The federal government’s “Closing the Gap in the Northern Territory” monitoring report, released quietly in October, provides damning evidence of the failure of the NT Intervention.
It compares statistics pre and post Intervention. As Jon Altman, Director of the Centre for Aboriginal Economic Policy Research at the ANU summarised, “things have actually gotten worse.”
“Child health care referrals are down, reported child malnutrition is up despite the 85 licensed stores, the 15,000 BasicsCards and the $200 million income managed.”
School attendance rates have slightly dropped (to 62 per cent) since 2007.
Alcohol related offences are up 34 per cent and substance abuse incidents increased by 77 per cent. Domestic violence incidents and breaches of domestic violence orders have also increased.
Another government report, on Intervention consultations (see opposite page), confirmed that alcohol controls had led to, “dangerous drinking outside town boundaries, increased road accidents and personal injury due to unsafe drinking practices and deterioration in relations between community and the police.”
From November 1-2, at least 162 residents and visitors in the Alice Springs town camps were taken into custody for alcohol possession and related offences.
ABS data also released in November showed that the Indigenous imprisonment rate for women in the NT had jumped by a massive 49 per cent since 2006, and by 20 per cent for men.

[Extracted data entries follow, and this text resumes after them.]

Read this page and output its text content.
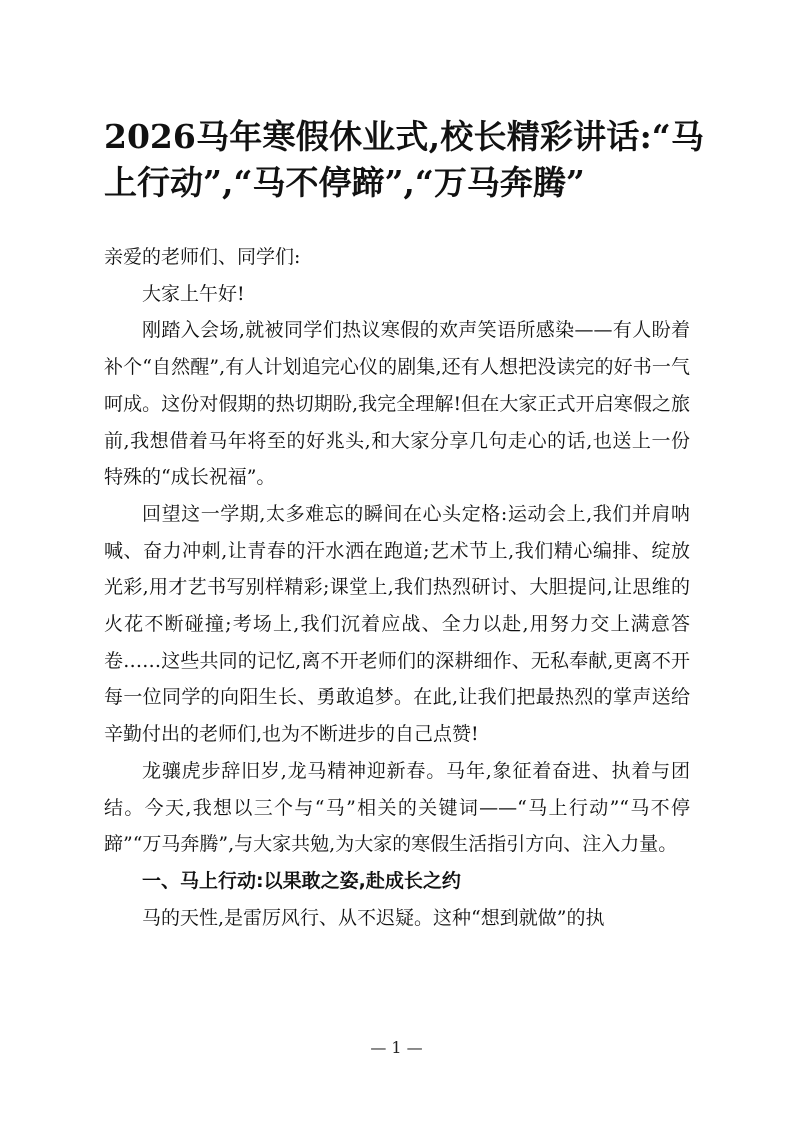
2026马年寒假休业式,校长精彩讲话:“马上行动”,“马不停蹄”,“万马奔腾”

亲爱的老师们、同学们:

大家上午好!

刚踏入会场,就被同学们热议寒假的欢声笑语所感染——有人盼着补个“自然醒”,有人计划追完心仪的剧集,还有人想把没读完的好书一气呵成。这份对假期的热切期盼,我完全理解!但在大家正式开启寒假之旅前,我想借着马年将至的好兆头,和大家分享几句走心的话,也送上一份特殊的“成长祝福”。

回望这一学期,太多难忘的瞬间在心头定格:运动会上,我们并肩呐喊、奋力冲刺,让青春的汗水洒在跑道;艺术节上,我们精心编排、绽放光彩,用才艺书写别样精彩;课堂上,我们热烈研讨、大胆提问,让思维的火花不断碰撞;考场上,我们沉着应战、全力以赴,用努力交上满意答卷……这些共同的记忆,离不开老师们的深耕细作、无私奉献,更离不开每一位同学的向阳生长、勇敢追梦。在此,让我们把最热烈的掌声送给辛勤付出的老师们,也为不断进步的自己点赞!

龙骧虎步辞旧岁,龙马精神迎新春。马年,象征着奋进、执着与团结。今天,我想以三个与“马”相关的关键词——“马上行动”“马不停蹄”“万马奔腾”,与大家共勉,为大家的寒假生活指引方向、注入力量。

一、马上行动:以果敢之姿,赴成长之约

马的天性,是雷厉风行、从不迟疑。这种“想到就做”的执

— 1 —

Compulsory 5-year leases over Aboriginal land were supposed to, “cut through red tape and get housing and infrastructure built quickly.”  But so far there is not a single new house for Aboriginal people anywhere in the NT.
The NT government announced last month that repairs and refurbishments under the SIHIP Intervention housing program would be slashed by two thirds. $60 million of the $672 million dollar program has already been squandered on administration costs.
The Weekend Australian also reported in November that more than $2 billion granted to the NT government for Indigenous services over the past five years had been redirected, or left unspent.
No new houses will be built until communities sign 40-year leases over their land. And despite chronic overcrowding everywhere, only 20 out of several hundred remote communities will receive any new housing.
Some communities coerced into signing long-term leases have been left in desperate need. The Julalikari Council in Tennant Creek says it needs 280 new houses to relieve overcrowding for town camp residents.
But after signing a 40-year lease in August 2007, residents were told none of the 20 new houses promised would be delivered.

Pushing forward with failure
Amnesty International Secretary General Irene Kahn, on a visit to prescribed communities in Central Australia declared, “such a level of poverty is inexcusable, unexpected and unacceptable.” But Macklin is determined to drive failure through to the bitter end.
$340 million will be put towards rolling the failed Income Management system out across the NT. But under the government’s new policy of concentrating funds into 20 “hub towns”, there are no increases in funding for basic services in remote communities.
The Intervention is in tatters. What is sorely missing is a co-ordinated response from supporters of Aboriginal rights. Turning around the shocking statistics across Australia—from Aboriginal health, housing, education to deaths in custody—requires political confrontation with the assimilationist agenda of the Intervention. We need to re-establish the rights agenda and the politics of self-determination.
Aboriginal community organisations need to be directly funded and empowered. We need employment programs to engage the thousands of workers made jobless under CDEP.
Aboriginal people continue to resist. Ampilatwatja, 300 kms north-east of Alice Springs, is one community the government wishes would rot. But local people have refused to accept this future. But in July, elders led a walk-out of the community and established a protest camp. They are refusing to return until the Intervention stops.
To highlight the government’s hypocrisy, campaign groups around the country have chosen February 13, 2010, two years since Rudd’s Apology, for a National Day of Action. The protests have been backed by broad range of groups including Reconciliation NSW, the CFMEU, the NSW Aboriginal Land Council and Liberty Victoria.